Ideally, the document will then influence the direction of many other OWASP projects and industry activities. For example, the Top 10 Defenses project might eventually choose to focus only on the issues that will require developer attention, or there may be different Top 10s for WAF vendors, framework developers, and browser vendors. A new project, similar to WASC_OWASP_Web_Application_Firewall_Evaluation_Criteria_Project, could also be started based on the Table which measures how well frameworks are actually meeting the requirements to address certain vulnerabilities. Once there is agreement, the Table will remain generally static, while accommodating new vulnerability research or lessons learned from trying to apply the table to real world situations.
March 15, 2013
Finalize list of contributors and reviewers.
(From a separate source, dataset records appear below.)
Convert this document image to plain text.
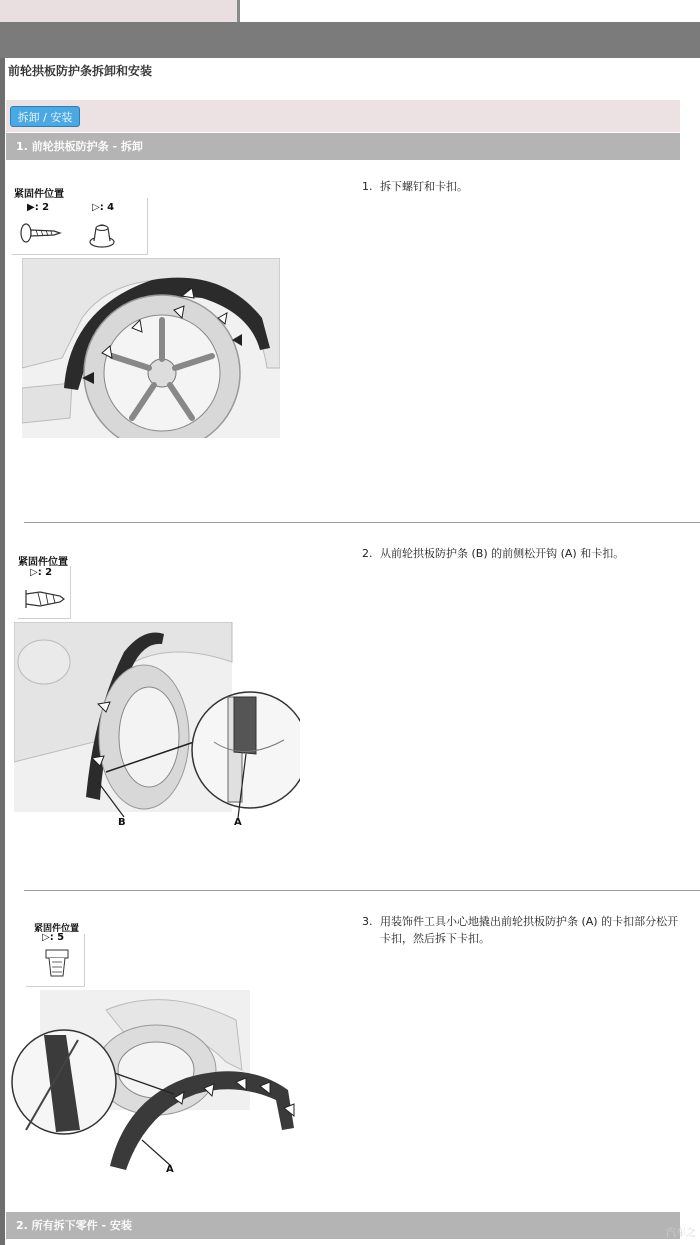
前轮拱板防护条拆卸和安装
拆卸 / 安装
1. 前轮拱板防护条 - 拆卸
1. 拆下螺钉和卡扣。
紧固件位置
▶: 2	▷: 4
2. 从前轮拱板防护条 (B) 的前侧松开钩 (A) 和卡扣。
紧固件位置
▷: 2
B	A
3. 用装饰件工具小心地撬出前轮拱板防护条 (A) 的卡扣部分松开卡扣，然后拆下卡扣。
紧固件位置
▷: 5
A
2. 所有拆下零件 - 安装
汽车之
Seeking representatives from each of the following industries and roles:
- INDUSTRY REPRESENTATIVES
- Banking / finance / insurance
- E-commerce / merchant services
- Health care
- Browser vendors
- Internet standards / governance
- Application runtime testing / static analysis vendors
- Web application firewall (WAF) vendors
- Web application framework vendors/developers
- ROLE TYPE REPRESENTATIVES
- Web software developers
- Web application architects
- Penetration testers
- Compliance owners, especially EU and international regulatory compliance
April 15, 2013
Define publication format(s) and start drafts
May 15, 2013
Complete drafts, open for peer review and comment
August 15, 2013
Close comment period, begin final editing process
September 15, 2013
Release v1.0 documents
October 2013
Draft presentation materials for OWASP USA 2013
November 2013
Present 1.0 draft at OWASP USA
December 2013
Begin measuring browser compliance, standards support, WAF support, and framework compliance against table prescriptions.